Andrew Hunter, juga analis pertahanan CSIS, mengatakan bahwa banyak perusahaan pertahanan yang bergerak untuk mengembangkan bisnis internasional mereka selama dekade terakhir dalam upaya untuk mengimbangi penurunan pengeluaran Amerika.
“Arab Saudi adalah salah satu pemain terbesar di Timur Tengah dan merupakan salah satu dari dua pasar terbesar yang berkembang untuk penjualan militer asing,” katanya.
Lockheed yang berbasis di Bethesda mendapat US$ 51 miliar dalam penjualan tahun lalu, hampir 70 persen di antaranya, atau US$ 35,2 miliar, berasal dari penjualan ke pemerintah Amerika.
Tahun lalu, Lockheed mengumumkan bahwa mereka telah mencapai kesepakatan senilai US$28 miliar dengan Arab Saudi untuk menjualnya sistem pertahanan selama beberapa tahun mendatang. Boeing, sementara itu, menandatangani perjanjian untuk membantu membangun pesawat militer sayap-putar di Arab Saudi, yang katanya diperkirakan akan menghasilkan US$ 22 miliar dan membuka 6.000 lowongan pekerjaan pada tahun 2030.
Dan Raytheon baru-baru ini membuka perusahaan terpisah untuk bekerja secara langsung dengan pemerintah Saudi.

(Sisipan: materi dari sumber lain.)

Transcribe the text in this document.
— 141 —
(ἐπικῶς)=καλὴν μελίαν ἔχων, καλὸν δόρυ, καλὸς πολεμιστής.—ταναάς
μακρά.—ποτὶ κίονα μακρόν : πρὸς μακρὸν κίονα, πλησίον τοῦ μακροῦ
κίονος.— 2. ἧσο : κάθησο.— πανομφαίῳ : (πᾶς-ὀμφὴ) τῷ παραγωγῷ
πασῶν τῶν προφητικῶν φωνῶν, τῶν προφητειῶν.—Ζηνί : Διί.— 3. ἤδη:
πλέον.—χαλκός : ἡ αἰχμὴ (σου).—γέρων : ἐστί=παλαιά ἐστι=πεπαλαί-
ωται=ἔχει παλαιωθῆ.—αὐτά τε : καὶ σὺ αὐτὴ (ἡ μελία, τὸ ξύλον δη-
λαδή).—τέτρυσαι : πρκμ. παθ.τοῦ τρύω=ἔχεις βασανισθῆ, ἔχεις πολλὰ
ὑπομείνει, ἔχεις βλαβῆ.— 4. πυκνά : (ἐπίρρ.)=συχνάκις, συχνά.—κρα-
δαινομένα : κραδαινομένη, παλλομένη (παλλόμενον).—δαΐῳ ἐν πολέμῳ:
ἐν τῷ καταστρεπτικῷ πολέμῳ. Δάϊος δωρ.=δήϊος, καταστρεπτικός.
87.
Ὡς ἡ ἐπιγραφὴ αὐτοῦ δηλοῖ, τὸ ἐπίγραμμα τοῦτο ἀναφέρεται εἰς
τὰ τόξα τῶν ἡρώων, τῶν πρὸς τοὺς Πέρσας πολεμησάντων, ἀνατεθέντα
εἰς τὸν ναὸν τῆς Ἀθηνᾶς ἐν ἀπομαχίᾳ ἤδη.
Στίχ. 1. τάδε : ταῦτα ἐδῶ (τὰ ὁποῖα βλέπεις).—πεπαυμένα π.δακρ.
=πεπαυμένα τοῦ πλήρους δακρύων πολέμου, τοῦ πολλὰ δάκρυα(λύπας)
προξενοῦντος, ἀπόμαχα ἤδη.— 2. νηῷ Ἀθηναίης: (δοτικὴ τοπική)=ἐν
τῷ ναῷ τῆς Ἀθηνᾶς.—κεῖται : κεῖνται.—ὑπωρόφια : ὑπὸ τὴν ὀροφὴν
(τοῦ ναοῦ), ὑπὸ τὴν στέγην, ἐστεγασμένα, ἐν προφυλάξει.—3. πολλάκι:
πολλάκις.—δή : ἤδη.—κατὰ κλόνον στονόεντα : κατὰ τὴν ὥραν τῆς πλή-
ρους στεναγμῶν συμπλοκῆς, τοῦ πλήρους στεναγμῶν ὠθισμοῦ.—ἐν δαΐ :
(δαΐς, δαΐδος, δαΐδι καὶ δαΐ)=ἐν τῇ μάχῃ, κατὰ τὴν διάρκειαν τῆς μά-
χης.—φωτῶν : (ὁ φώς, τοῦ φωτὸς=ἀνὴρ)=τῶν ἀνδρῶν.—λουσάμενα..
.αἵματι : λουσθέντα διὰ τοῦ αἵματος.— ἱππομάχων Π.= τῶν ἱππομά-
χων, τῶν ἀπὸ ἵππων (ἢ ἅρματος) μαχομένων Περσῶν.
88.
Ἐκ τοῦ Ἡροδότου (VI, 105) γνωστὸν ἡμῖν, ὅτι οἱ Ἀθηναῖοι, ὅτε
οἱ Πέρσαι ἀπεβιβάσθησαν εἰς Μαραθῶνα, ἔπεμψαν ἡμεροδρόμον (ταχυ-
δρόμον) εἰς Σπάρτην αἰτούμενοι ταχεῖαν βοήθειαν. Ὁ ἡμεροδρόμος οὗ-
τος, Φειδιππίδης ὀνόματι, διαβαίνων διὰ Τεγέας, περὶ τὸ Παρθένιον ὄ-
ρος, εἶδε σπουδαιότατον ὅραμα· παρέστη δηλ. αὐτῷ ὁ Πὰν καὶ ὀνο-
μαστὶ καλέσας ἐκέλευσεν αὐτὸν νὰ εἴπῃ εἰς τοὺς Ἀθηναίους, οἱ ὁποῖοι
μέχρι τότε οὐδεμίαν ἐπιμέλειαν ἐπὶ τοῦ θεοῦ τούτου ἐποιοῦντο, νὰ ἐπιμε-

Namun seringkali kesepakatan itu tidak berjalan seperti yang direncanakan semula. Trump telah berulang kali mengatakan bahwa kesepakatan senjata dengan Arab Saudi bernilai US$ 110 miliar. Tetapi banyak dari kesepakatan itu adalah “nota kesepakatan,” dan belum tandatangan kontrak sebenarnya. Dan Trump tidak mau kehilangan kesempatan itu. Dia tetap ingin Boeing, Lockheed dan kawan-kawannya terus mengeruk uang Arab Saudi.